First there was the fact that although the agency’s intelligence had indicated humankind would not survive another Veshtonn invasion, they had survived. The idea that they originally hadn’t and that Graves’ actions had changed that outcome was a much more viable theory now. And of course, second, there were his nightmares, first with Harkam’s daughter talking in death thanks to Heather trying to wake him up once while he dreamed, then with Graves replacing the security police sergeant who’d really been there, and then more recently with both—the oddest iteration yet. Perhaps now that he’d gone back in time, Graves really had gone aboard Harkam’s vessel as the sergeant in charge of the security police team.

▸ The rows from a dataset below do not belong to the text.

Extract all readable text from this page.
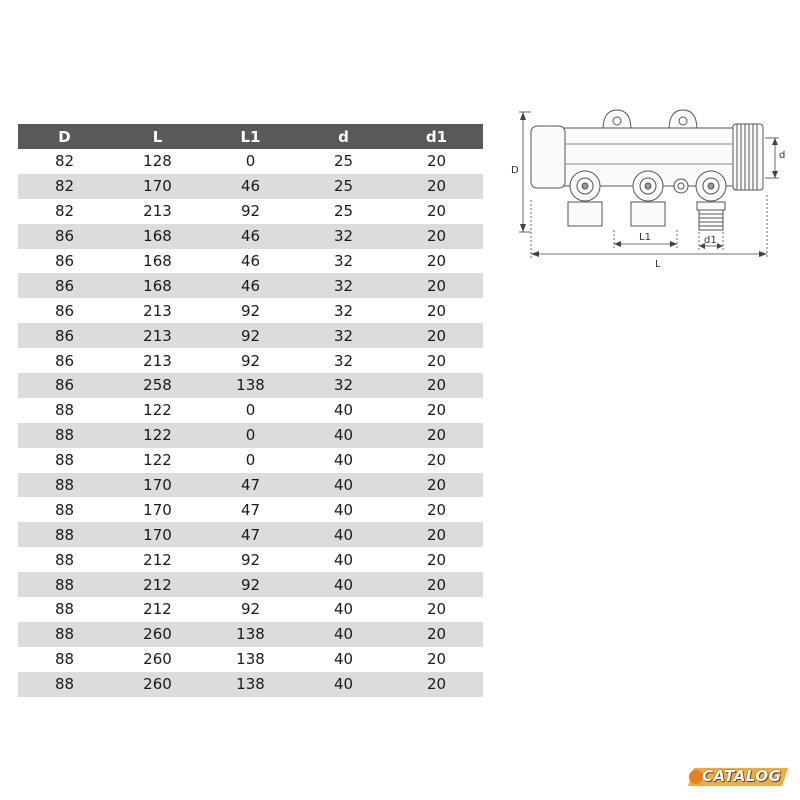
D	L	L1	d	d1
82	128	0	25	20
82	170	46	25	20
82	213	92	25	20
86	168	46	32	20
86	168	46	32	20
86	168	46	32	20
86	213	92	32	20
86	213	92	32	20
86	213	92	32	20
86	258	138	32	20
88	122	0	40	20
88	122	0	40	20
88	122	0	40	20
88	170	47	40	20
88	170	47	40	20
88	170	47	40	20
88	212	92	40	20
88	212	92	40	20
88	212	92	40	20
88	260	138	40	20
88	260	138	40	20
88	260	138	40	20
D
d
L1	d1
L
CATALOG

Unfortunately, that couldn’t explain why Nick still remembered the other security police sergeant being killed, making him the sole survivor. If Graves had replaced the other sergeant aboard the vessel and had survived as well, then Nick shouldn’t be able to recall the details of the incident in any other way. It didn’t make sense, and that led him right back to where he’d started.
He must have been subjected to a memory-edit at sometime, somewhere. He
must have. There simply wasn’t any other viable explanation.
He heard the sliding door open behind him and looked back over his shoulder as Heather stepped outside, already showered and dressed, ready to go. Had he really been standing outside on the deck that long? She’d put on a short black skirt, a light blue satin button-down blouse that pulled slightly across her bosom, just enough to draw a little more attention to her... assets... than he would have preferred, and knee-high blue suede boots. She’d also made herself up, and Nick had to admit, even if only in his mind, that she’d done a good job of it. She hadn’t overdone it the way some girls tended to, and what she had done enhanced her natural beauty, rather than cover it up.
“I’m going, Dad,” she told him as she stepped up to his side.
“Okay.” He put an arm around her and kissed the top of her head. “Have a good day.”
“You, too,” she replied automatically. Then, looking up at him through those puppy dog eyes that she was so good at making, she added, “I really am sorry about earlier.”
“That’s all right, Heather,” he heard himself say before he could think of a better reply. To him that made it sound as though what she’d done was no big deal, so he quickly explained what he meant by adding, “Just remember what I told you. Your room, your rules, but when you leave your room make sure you conform to my rules.”
“I got it, Dad. Bye.”
“Bye.”
Nick watched her walk back inside—his eyes did fall to her backside, but only to satisfy his father’s need to be aware—then turned with a sigh to face the mountains once more. Like it or not, he had to face facts. His little girl was becoming a woman. A beautiful and shapely, sexy young woman. And at her age her hormones were probably totally out of whack, and by now she was likely exploring her sexuality on some level as well, though he really didn’t want to think about that. One thing was for sure, though. The boys were going to be all over her... figuratively speaking. Then again, now that he thought about it, perhaps not so figuratively speaking. He’d been a teenage boy himself once upon a time. He knew how they thought and what they tended to think with more often than not. He knew what they wanted.